On Why the Downtrodden Economy Inspires More Game Playing

Not the Jewel kind. Well, maybe; I wouldn't know at this particular stage of my life. If you wanted to really mess me up, you should have gotten to me sooner! (John Cusack in the rain.)

Why we like to play games. Playing games is fun.
Obviously, it's cheap. Your friends all come over. You drink a bunch--or not. Sometimes you sip tea and the little brother is invited. (Not the sexy little brother that you used to text...or pretend we're playing madlibs here..damn that was a little while ago...it's an interesting concept, to have "archives"). No, the little brother who doesn't drink or smoke and is damn straight precocious, like before it could ever be confused with "promiscuous."

(aside)Sometimes the plug falls out of the wall...when you're on your macbook in the dark...and you can't see shit. How come that's not an idiom?

Each way has its perks. The problem with drinking while game playing is that you end up playing drinking games instead of game games...you know, just while we're at it, why not a round of Kings, I mean we got the cards, we got the beer. Which is fine, but totally sends the night hurtling in the wrong direction.
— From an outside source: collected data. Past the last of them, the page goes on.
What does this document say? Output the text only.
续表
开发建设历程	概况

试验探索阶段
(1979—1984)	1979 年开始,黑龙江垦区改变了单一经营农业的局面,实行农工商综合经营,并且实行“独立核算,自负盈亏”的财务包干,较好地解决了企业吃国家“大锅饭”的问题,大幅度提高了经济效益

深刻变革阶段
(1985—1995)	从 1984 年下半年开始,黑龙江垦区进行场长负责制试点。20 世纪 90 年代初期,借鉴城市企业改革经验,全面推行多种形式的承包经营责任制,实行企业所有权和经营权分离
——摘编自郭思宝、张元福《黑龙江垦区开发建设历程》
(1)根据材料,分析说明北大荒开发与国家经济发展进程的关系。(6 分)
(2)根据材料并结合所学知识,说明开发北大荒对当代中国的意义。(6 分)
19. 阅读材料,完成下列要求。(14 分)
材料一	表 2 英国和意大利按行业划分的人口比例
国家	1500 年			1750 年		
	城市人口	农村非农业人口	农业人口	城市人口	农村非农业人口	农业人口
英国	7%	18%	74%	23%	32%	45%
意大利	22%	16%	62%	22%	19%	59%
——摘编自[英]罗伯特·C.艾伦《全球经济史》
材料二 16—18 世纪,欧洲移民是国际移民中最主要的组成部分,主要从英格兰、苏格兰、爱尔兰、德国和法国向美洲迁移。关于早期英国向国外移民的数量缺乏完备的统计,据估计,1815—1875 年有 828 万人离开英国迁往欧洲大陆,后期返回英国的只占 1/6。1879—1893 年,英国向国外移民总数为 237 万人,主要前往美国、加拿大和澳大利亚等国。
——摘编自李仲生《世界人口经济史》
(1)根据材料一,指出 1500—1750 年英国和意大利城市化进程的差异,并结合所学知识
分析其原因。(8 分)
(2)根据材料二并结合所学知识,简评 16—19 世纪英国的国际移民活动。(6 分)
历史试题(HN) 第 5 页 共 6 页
My friend once said "games are for college kids with poor social skills." I always agreed with that. It's either alcohol, or games. The drinks take care of the awkwardness. Or the games take care of the awkwardness. You don't really need to combine the two.

Other misuses of game night:
Those nights when the boys wanna play poker so they can smoke like a hundred cigarettes 'til the stubs pile up higher in the ash-tray than the stacks on the table are ever gonna get, affecting dialects to bust balls in between those silent sharp shifty-eyed points-of-no-return, but there's no "No, I thought you said you all right, spida'" to shoot in the foot thereby solidifying the power structure, just a bunch of attention-starved girls scooting up around the table all like, lemme see your hand, let's play teams, before twirling away at the next distraction.

My favorite games: Charades, Apples to Apples, Taboo, Pictionary

Charades is a ball. Challenging, intellectually stimulating, as each player comes up with difficult, multi-interpretable clues. Vary depending on the crowd. When I played with liberal-arts kids my senior year of college, one of the clues was "Justice," and the kid who got it acted out the French electronica group.

Apples to Apples--very cute because you have to get inside the heads of each of the players, thinking, what would he associate with "ridiculous?" "First love," "Bozo the clown," "George W. Bush," or "gorgonzola cheese?"

Taboo--Like charades, with words...and restrictions on which words you can use to describe the word you're trying to get your partner to guess. Say the word is "Stretch Marks;" in describing these, you cannot say "pregnant," "stomach," "baby," "birth," or "scar."

Pictionary--charades with drawing! It's interesting to find out what different minds will configure out of your hasty sketches. A rorsharch test, in a sense.

Have fun, never again struggle to make conversation, and if you like, save more dollars by cutting out alcohol!